Electric Bikes Vs Electric Scooters – What’s the Difference


When the words “electric bike” first started becoming popular in Europe about a decade ago, people would confuse them with an “electric scooter,” or a “moped.” This article is all about explaining the vast differences between electric bikes and electric scooters. But first, let’s clarify that scooters come in both electric and gasoline models. For example, the Vespa brand of scooter runs on petrol. For the purposes of this article, we will concentrate solely on electric versions of scooters. Secondly, by “scooter” we are not referring to the four-wheeled variety used by people with mobility issues nor the two-wheel-style of push scooter with a narrow platform that you stand on and a long step with handlebars. Phew! There are a lot of different scooters out there! Without further ado, here are the differences between electric bikes vs electric scooters.



An “electric scooter” is a purpose-built machine with electric propulsion. Most look similar to gas scooters with a platform for the operator’s feet and step-through-style architecture. There are a few models that look like motorcycles, however. Most of the small electric scooters have pedals to enable them to classify as “power assisted bicycles,” which we will discuss a bit later on.

The majority have two wheels although there are a few tricycle-style models out there and they are available with a variety of motors.
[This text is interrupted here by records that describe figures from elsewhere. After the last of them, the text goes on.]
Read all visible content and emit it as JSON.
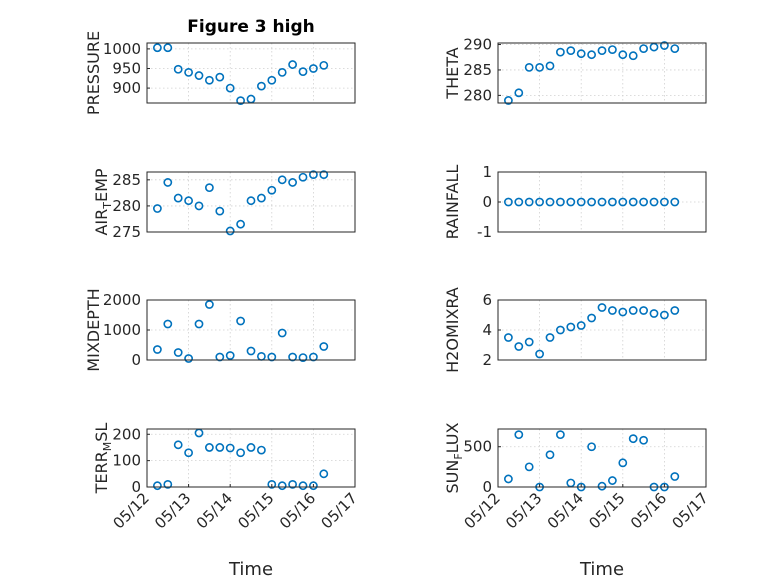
{
  "figure_title": "Figure 3 high",
  "colors": {
    "marker": "#0072BD",
    "axis": "#262626",
    "grid": "#d0d0d0"
  },
  "chart_data": [
    {
      "type": "scatter",
      "ylabel": "PRESSURE",
      "title": "Figure 3 high",
      "yticks": [
        "1000",
        "950",
        "900"
      ],
      "xticks": [],
      "xlabel": "",
      "ylim": [
        862,
        1015
      ],
      "x": [
        "2016-05-12T06:00",
        "2016-05-12T12:00",
        "2016-05-12T18:00",
        "2016-05-13T00:00",
        "2016-05-13T06:00",
        "2016-05-13T12:00",
        "2016-05-13T18:00",
        "2016-05-14T00:00",
        "2016-05-14T06:00",
        "2016-05-14T12:00",
        "2016-05-14T18:00",
        "2016-05-15T00:00",
        "2016-05-15T06:00",
        "2016-05-15T12:00",
        "2016-05-15T18:00",
        "2016-05-16T00:00",
        "2016-05-16T06:00"
      ],
      "y": [
        1003,
        1003,
        948,
        940,
        932,
        920,
        928,
        900,
        868,
        872,
        905,
        920,
        940,
        960,
        942,
        950,
        958
      ]
    },
    {
      "type": "scatter",
      "ylabel": "THETA",
      "yticks": [
        "290",
        "285",
        "280"
      ],
      "xticks": [],
      "xlabel": "",
      "ylim": [
        278.5,
        290.3
      ],
      "x": [
        "2016-05-12T06:00",
        "2016-05-12T12:00",
        "2016-05-12T18:00",
        "2016-05-13T00:00",
        "2016-05-13T06:00",
        "2016-05-13T12:00",
        "2016-05-13T18:00",
        "2016-05-14T00:00",
        "2016-05-14T06:00",
        "2016-05-14T12:00",
        "2016-05-14T18:00",
        "2016-05-15T00:00",
        "2016-05-15T06:00",
        "2016-05-15T12:00",
        "2016-05-15T18:00",
        "2016-05-16T00:00",
        "2016-05-16T06:00"
      ],
      "y": [
        279,
        280.5,
        285.5,
        285.5,
        285.8,
        288.5,
        288.8,
        288.2,
        288,
        288.8,
        289,
        288,
        287.8,
        289.2,
        289.5,
        289.8,
        289.2
      ]
    },
    {
      "type": "scatter",
      "ylabel": "AIR_TEMP",
      "ylabel_parts": [
        "AIR",
        "T",
        "EMP"
      ],
      "yticks": [
        "285",
        "280",
        "275"
      ],
      "xticks": [],
      "xlabel": "",
      "ylim": [
        275,
        286.5
      ],
      "x": [
        "2016-05-12T06:00",
        "2016-05-12T12:00",
        "2016-05-12T18:00",
        "2016-05-13T00:00",
        "2016-05-13T06:00",
        "2016-05-13T12:00",
        "2016-05-13T18:00",
        "2016-05-14T00:00",
        "2016-05-14T06:00",
        "2016-05-14T12:00",
        "2016-05-14T18:00",
        "2016-05-15T00:00",
        "2016-05-15T06:00",
        "2016-05-15T12:00",
        "2016-05-15T18:00",
        "2016-05-16T00:00",
        "2016-05-16T06:00"
      ],
      "y": [
        279.5,
        284.5,
        281.5,
        281,
        280,
        283.5,
        279,
        275.2,
        276.5,
        281,
        281.5,
        283,
        285,
        284.5,
        285.5,
        286,
        286
      ]
    },
    {
      "type": "scatter",
      "ylabel": "RAINFALL",
      "yticks": [
        "1",
        "0",
        "-1"
      ],
      "xticks": [],
      "xlabel": "",
      "ylim": [
        -1,
        1
      ],
      "x": [
        "2016-05-12T06:00",
        "2016-05-12T12:00",
        "2016-05-12T18:00",
        "2016-05-13T00:00",
        "2016-05-13T06:00",
        "2016-05-13T12:00",
        "2016-05-13T18:00",
        "2016-05-14T00:00",
        "2016-05-14T06:00",
        "2016-05-14T12:00",
        "2016-05-14T18:00",
        "2016-05-15T00:00",
        "2016-05-15T06:00",
        "2016-05-15T12:00",
        "2016-05-15T18:00",
        "2016-05-16T00:00",
        "2016-05-16T06:00"
      ],
      "y": [
        0,
        0,
        0,
        0,
        0,
        0,
        0,
        0,
        0,
        0,
        0,
        0,
        0,
        0,
        0,
        0,
        0
      ]
    },
    {
      "type": "scatter",
      "ylabel": "MIXDEPTH",
      "yticks": [
        "2000",
        "1000",
        "0"
      ],
      "xticks": [],
      "xlabel": "",
      "ylim": [
        0,
        2000
      ],
      "x": [
        "2016-05-12T06:00",
        "2016-05-12T12:00",
        "2016-05-12T18:00",
        "2016-05-13T00:00",
        "2016-05-13T06:00",
        "2016-05-13T12:00",
        "2016-05-13T18:00",
        "2016-05-14T00:00",
        "2016-05-14T06:00",
        "2016-05-14T12:00",
        "2016-05-14T18:00",
        "2016-05-15T00:00",
        "2016-05-15T06:00",
        "2016-05-15T12:00",
        "2016-05-15T18:00",
        "2016-05-16T00:00",
        "2016-05-16T06:00"
      ],
      "y": [
        350,
        1200,
        250,
        50,
        1200,
        1850,
        100,
        150,
        1300,
        300,
        120,
        100,
        900,
        100,
        80,
        100,
        450
      ]
    },
    {
      "type": "scatter",
      "ylabel": "H2OMIXRA",
      "yticks": [
        "6",
        "4",
        "2"
      ],
      "xticks": [],
      "xlabel": "",
      "ylim": [
        2,
        6
      ],
      "x": [
        "2016-05-12T06:00",
        "2016-05-12T12:00",
        "2016-05-12T18:00",
        "2016-05-13T00:00",
        "2016-05-13T06:00",
        "2016-05-13T12:00",
        "2016-05-13T18:00",
        "2016-05-14T00:00",
        "2016-05-14T06:00",
        "2016-05-14T12:00",
        "2016-05-14T18:00",
        "2016-05-15T00:00",
        "2016-05-15T06:00",
        "2016-05-15T12:00",
        "2016-05-15T18:00",
        "2016-05-16T00:00",
        "2016-05-16T06:00"
      ],
      "y": [
        3.5,
        2.9,
        3.2,
        2.4,
        3.5,
        4,
        4.2,
        4.3,
        4.8,
        5.5,
        5.3,
        5.2,
        5.3,
        5.3,
        5.1,
        5,
        5.3
      ]
    },
    {
      "type": "scatter",
      "ylabel": "TERR_MSL",
      "ylabel_parts": [
        "TERR",
        "M",
        "SL"
      ],
      "yticks": [
        "200",
        "100",
        "0"
      ],
      "xticks": [
        "05/12",
        "05/13",
        "05/14",
        "05/15",
        "05/16",
        "05/17"
      ],
      "xlabel": "Time",
      "ylim": [
        0,
        220
      ],
      "x": [
        "2016-05-12T06:00",
        "2016-05-12T12:00",
        "2016-05-12T18:00",
        "2016-05-13T00:00",
        "2016-05-13T06:00",
        "2016-05-13T12:00",
        "2016-05-13T18:00",
        "2016-05-14T00:00",
        "2016-05-14T06:00",
        "2016-05-14T12:00",
        "2016-05-14T18:00",
        "2016-05-15T00:00",
        "2016-05-15T06:00",
        "2016-05-15T12:00",
        "2016-05-15T18:00",
        "2016-05-16T00:00",
        "2016-05-16T06:00"
      ],
      "y": [
        5,
        10,
        160,
        130,
        205,
        150,
        150,
        148,
        130,
        150,
        140,
        10,
        5,
        10,
        5,
        5,
        50
      ]
    },
    {
      "type": "scatter",
      "ylabel": "SUN_FLUX",
      "ylabel_parts": [
        "SUN",
        "F",
        "LUX"
      ],
      "yticks": [
        "500",
        "0"
      ],
      "xticks": [
        "05/12",
        "05/13",
        "05/14",
        "05/15",
        "05/16",
        "05/17"
      ],
      "xlabel": "Time",
      "ylim": [
        0,
        720
      ],
      "x": [
        "2016-05-12T06:00",
        "2016-05-12T12:00",
        "2016-05-12T18:00",
        "2016-05-13T00:00",
        "2016-05-13T06:00",
        "2016-05-13T12:00",
        "2016-05-13T18:00",
        "2016-05-14T00:00",
        "2016-05-14T06:00",
        "2016-05-14T12:00",
        "2016-05-14T18:00",
        "2016-05-15T00:00",
        "2016-05-15T06:00",
        "2016-05-15T12:00",
        "2016-05-15T18:00",
        "2016-05-16T00:00",
        "2016-05-16T06:00"
      ],
      "y": [
        100,
        650,
        250,
        0,
        400,
        650,
        50,
        0,
        500,
        10,
        80,
        300,
        600,
        580,
        0,
        0,
        130
      ]
    }
  ]
}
Almost all of them have lead acid batteries embedded in the chassis that can be charged by plugging the scooter directly into a power source. This style of battery weighs a lot more than lithium-ion but is cheaper to build.



An electric bike is simply a bicycle that boasts some form of electric propulsion, such as a hub motor or mid-drive motor. All electric bikes (or pedelecs) have pedals and can be used like a normal bike even with the motor disengaged. Interestingly, the term “ebike” has come to be association with an electric bicycle in most of the world but in Ontario the word is used to describe electric scooters.

These days most electric bikes have lithium-ion batteries because they’re a lot lighter than traditional lead-acid batteries, making them easier to maneuver. According to Transport Canada’s Motor Vehicle Safety Regulations, electric bikes are classified as “power-assisted bicycles” provided they have, amongst others, the following characteristics:

  1. It has operable pedals
  2. It has an attached electric motor of 500 watts or less
  3. It has a maximum speed capability of 32 km/hr from the motor over level ground

In most areas, a power assisted bicycle is able to be ridden anywhere a normal bicycle can. To read more about the legalities of electric bicycles, please read our article, “Are Electric Bikes Legal in Canada?” Electric bikes and scooters that are classified as power-assisted bicycles do not require a licence nor insurance to ride, making them much cheaper to operate. However, because of the cost of lithium-ion batteries, electric bikes can occasionally cost more than scooters.



As mentioned above, many small electric scooters have pedals. (These are not to be confused with “mopeds,” which traditionally have a gasoline motor and pedals with a crankset that can be used with, or instead of, the gas-powered motor drive.) This is to achieve the “power assisted bicycle “classification discussed above, which means operators do not require a driver’s licence, insurance, or licence plate.

Some scooter manufacturers have taken advantage of this loophole in the law and have put token pedals on their electric scooters, which the operator can easily remove. (Although to do so negates its “power-assisted bicycle” classification.) To be clear, these pedals are for show only because pedalling a heavy scooter, even along a flat road, is impossible for all but the strongest Canadians.


Both electric scooters and electric bicycles have their strengths, and we support electric vehicles in general. Both are useful for replacing car journeys, which means less money is spent on gasoline and there are fewer emissions. Because electric scooters typically use lead acid batteries, they can be cheaper to purchase than electric bicycles and the batteries can be replaced at less of a cost. However, those same batteries are very heavy, which means even if the scooter does have pedals, it is next to impossible to move one without the help of the motor. In other words, if your battery dies while you’re out on an errand, you’ll either have to push your scooter home or transport it in the back of a truck. Obviously we at Pedego Canada prefer electric bicycles because they can easily be pedalled, even when the motor is shut off. Also, they’re fun, good for exercise and they can be ridden on any form of terrain: the Trail Tracker is perfect for the snow or sand, and the Ridge Rider is excellent for off-roading. And municipalities are starting to wise up to the loophole in the Canadian Motor Vehicle Safety Regulations and banning electric scooters from bike paths and trails while allowing pedelecs or bicycles that can be pedalled without the motor.